15. August 2024

Bedeutung des Binnenmarkts

Der Binnenmarkt und seine Relevanz (Art. 26 Abs. 2 AEUV)

Der Binnenmarkt, der durch den Vertrag von Maastricht und den Vertrag über die Arbeitsweise der Europäischen Union (AEUV) geschaffen wurde, ermöglichte ab 1993 eine weitgehende wirtschaftliche Integration der Mitgliedstaaten der Europäischen Union. Artikel 26 Absatz 2 AEUV definiert den Binnenmarkt als einen Raum ohne Binnengrenzen (freier Verkehr ohne Binnengrenzen), in dem der freie Verkehr von Waren, Personen, Dienstleistungen und Kapital gewährleistet ist. Dieses Prinzip ist zentral für die EU, da es darauf abzielt, Handelshemmnisse abzubauen und eine engere wirtschaftliche Integration zu fördern.

Für deutsche Konzerne bedeutete der Binnenmarkt eine erhebliche Ausweitung ihrer operativen Möglichkeiten. Die Abschaffung der Zollschranken und die Harmonisierung von Regulierungen schufen einen einheitlichen Markt mit über 300 Millionen Konsumenten (damals), was insbesondere für exportorientierte Unternehmen enorme Wachstumschancen eröffnete. Der Binnenmarkt förderte außerdem den Wettbewerb und zwang Unternehmen dazu, ihre Effizienz und Innovationskraft zu steigern, um auf dem nun größeren und offeneren Markt konkurrenzfähig zu bleiben.

Art. 26 (ex-Artikel 14 EGV)

(1) Die Union erlässt die erforderlichen Maßnahmen, um nach Maßgabe der einschlägigen Bestimmungen der Verträge den Binnenmarkt zu verwirklichen beziehungsweise dessen Funktionieren zu gewährleisten.

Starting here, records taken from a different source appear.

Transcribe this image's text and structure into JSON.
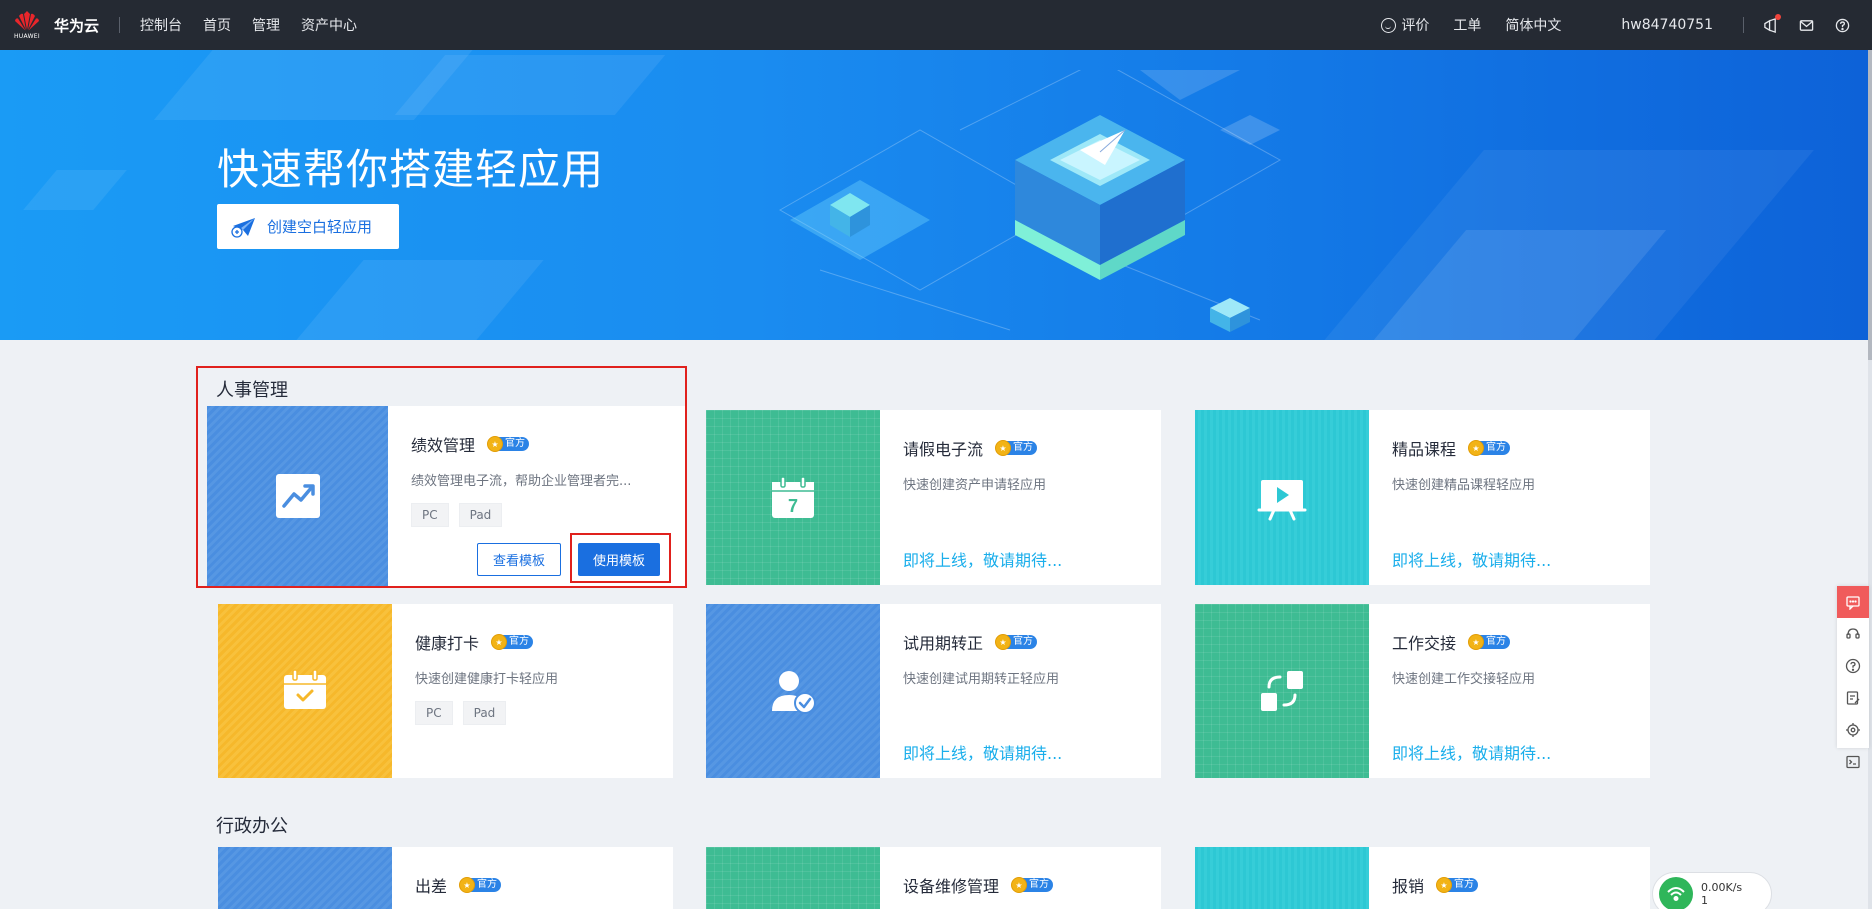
{
  "topbar": {
    "brand": "华为云",
    "logo_sub": "HUAWEI",
    "nav": [
      "控制台",
      "首页",
      "管理",
      "资产中心"
    ],
    "rate": "评价",
    "ticket": "工单",
    "language": "简体中文",
    "user": "hw84740751"
  },
  "banner": {
    "title": "快速帮你搭建轻应用",
    "create_button": "创建空白轻应用"
  },
  "sections": [
    {
      "title": "人事管理",
      "cards": [
        {
          "name": "绩效管理",
          "badge": "官方",
          "desc": "绩效管理电子流，帮助企业管理者完...",
          "tags": [
            "PC",
            "Pad"
          ],
          "view_button": "查看模板",
          "use_button": "使用模板",
          "color": "#4a8ee0",
          "icon": "chart-up-icon"
        },
        {
          "name": "请假电子流",
          "badge": "官方",
          "desc": "快速创建资产申请轻应用",
          "coming": "即将上线，敬请期待...",
          "color": "#3ebc93",
          "icon": "calendar-7-icon",
          "icon_text": "7"
        },
        {
          "name": "精品课程",
          "badge": "官方",
          "desc": "快速创建精品课程轻应用",
          "coming": "即将上线，敬请期待...",
          "color": "#2dc8d4",
          "icon": "presentation-play-icon"
        },
        {
          "name": "健康打卡",
          "badge": "官方",
          "desc": "快速创建健康打卡轻应用",
          "tags": [
            "PC",
            "Pad"
          ],
          "color": "#f6b82b",
          "icon": "calendar-check-icon"
        },
        {
          "name": "试用期转正",
          "badge": "官方",
          "desc": "快速创建试用期转正轻应用",
          "coming": "即将上线，敬请期待...",
          "color": "#4a8ee0",
          "icon": "user-check-icon"
        },
        {
          "name": "工作交接",
          "badge": "官方",
          "desc": "快速创建工作交接轻应用",
          "coming": "即将上线，敬请期待...",
          "color": "#3ebc93",
          "icon": "handover-icon"
        }
      ]
    },
    {
      "title": "行政办公",
      "cards": [
        {
          "name": "出差",
          "badge": "官方",
          "color": "#4a8ee0"
        },
        {
          "name": "设备维修管理",
          "badge": "官方",
          "color": "#3ebc93"
        },
        {
          "name": "报销",
          "badge": "官方",
          "color": "#2dc8d4"
        }
      ]
    }
  ],
  "network": {
    "speed": "0.00K/s",
    "count": "1"
  }
}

(2) Der Binnenmarkt umfasst einen Raum ohne Binnengrenzen, in dem der freie Verkehr von Waren, Personen, Dienstleistungen und Kapital gemäß den Bestimmungen der Verträge gewährleistet ist.

(3) Der Rat legt auf Vorschlag der Kommission die Leitlinien und Bedingungen fest, die erforderlich sind, um in allen betroffenen Sektoren einen ausgewogenen Fortschritt zu gewährleisten.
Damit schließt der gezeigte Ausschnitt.